KOMİSYON KONUŞMASI

MİLLÎ EĞİTİM BAKANI İSMET YILMAZ (Sivas) - Sayın Başkanım, teşekkür ediyorum.

Tüm eleştirilere, tüm açıklamalara, katkılara gerçekten teşekkür ediyorum. En azından kimisi yanlışı düzeltmemize vesile oluyor, kimisi yanlışımızı gösteriyor, teşekkür ederim.
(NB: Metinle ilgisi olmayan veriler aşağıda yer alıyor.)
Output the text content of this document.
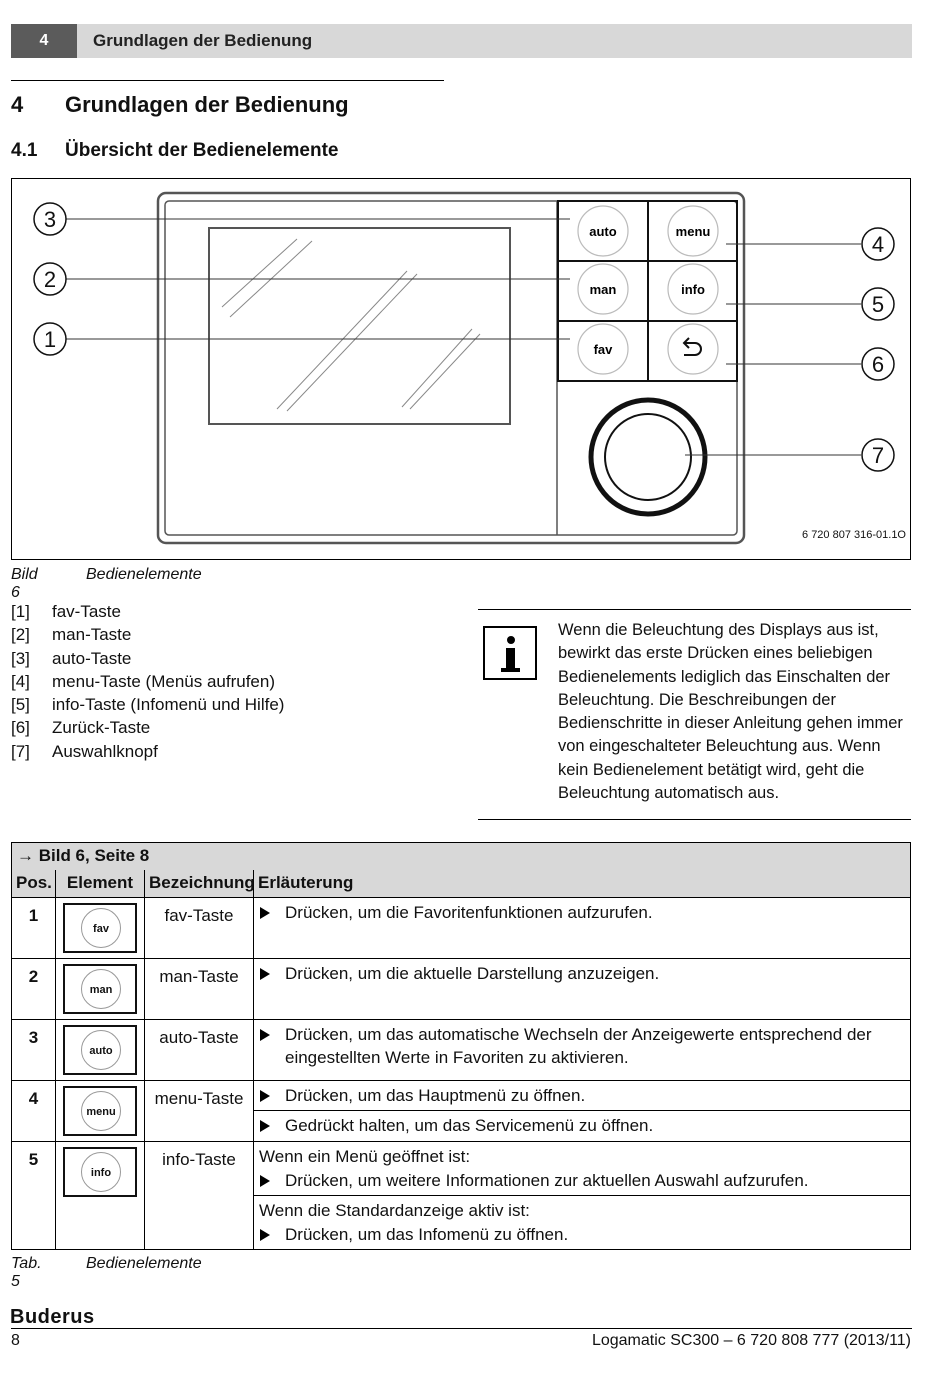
4	Grundlagen der Bedienung
4 Grundlagen der Bedienung
4.1 Übersicht der Bedienelemente
auto	menu
man	info
fav
1
2
3
4
5
6
7
6 720 807 316-01.1O
Bild 6
Bedienelemente
[1] fav-Taste
[2] man-Taste
[3] auto-Taste
[4] menu-Taste (Menüs aufrufen)
[5] info-Taste (Infomenü und Hilfe)
[6] Zurück-Taste
[7] Auswahlknopf
Wenn die Beleuchtung des Displays aus ist, bewirkt das erste Drücken eines beliebigen Bedienelements lediglich das Einschalten der Beleuchtung. Die Beschreibungen der Bedienschritte in dieser Anleitung gehen immer von eingeschalteter Beleuchtung aus. Wenn kein Bedienelement betätigt wird, geht die Beleuchtung automatisch aus.
→ Bild 6, Seite 8			
Pos.	Element	Bezeichnung	Erläuterung
1	fav	fav-Taste	Drücken, um die Favoritenfunktionen aufzurufen.

2	man	man-Taste	Drücken, um die aktuelle Darstellung anzuzeigen.

3	auto	auto-Taste	Drücken, um das automatische Wechseln der Anzeigewerte entsprechend der eingestellten Werte in Favoriten zu aktivieren.

4	menu	menu-Taste	Drücken, um das Hauptmenü zu öffnen.
Gedrückt halten, um das Servicemenü zu öffnen.

5	info	info-Taste	Wenn ein Menü geöffnet ist:
Drücken, um weitere Informationen zur aktuellen Auswahl aufzurufen.
Wenn die Standardanzeige aktiv ist:
Drücken, um das Infomenü zu öffnen.
Tab. 5
Bedienelemente
Buderus
8	Logamatic SC300 – 6 720 808 777 (2013/11)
Daha önce söylenilen şeyler tekrar tekrar, hiç bilinmiyormuş, hiç duyulmuyormuş gibi dile getirildiğinde yani burada bir normallik yoktur diye düşünüyorum. Çok net olarak -biraz önce bir sayın vekilimiz de söyledi- hiçbir dönemde 2016 yılının ağustosunda öğretmen ataması yapacağımızı söyledik. Nabi Bey'le bizzat konuştum, Nabi Bey "Kesinlikle benim böyle bir açıklamam yok." dedi. Nabi Bey'in kendi söylediği şey "Şubatta öğretmen alımı yaptık." Başbakanımızın da "Şubatta 30 bin öğretmen alımı yapacağız." dedi, 30 bin öğretmen alımı yaptık. Nabi Bey dolayısıyla "Öğretmenlere yeni bir adaptasyon süresi, projesi, uygulaması başlattık, o uygulamayı bundan sonra da devam ettireceğimizden ağustosta atama yapmayacağız." dedi, birinci husus bu.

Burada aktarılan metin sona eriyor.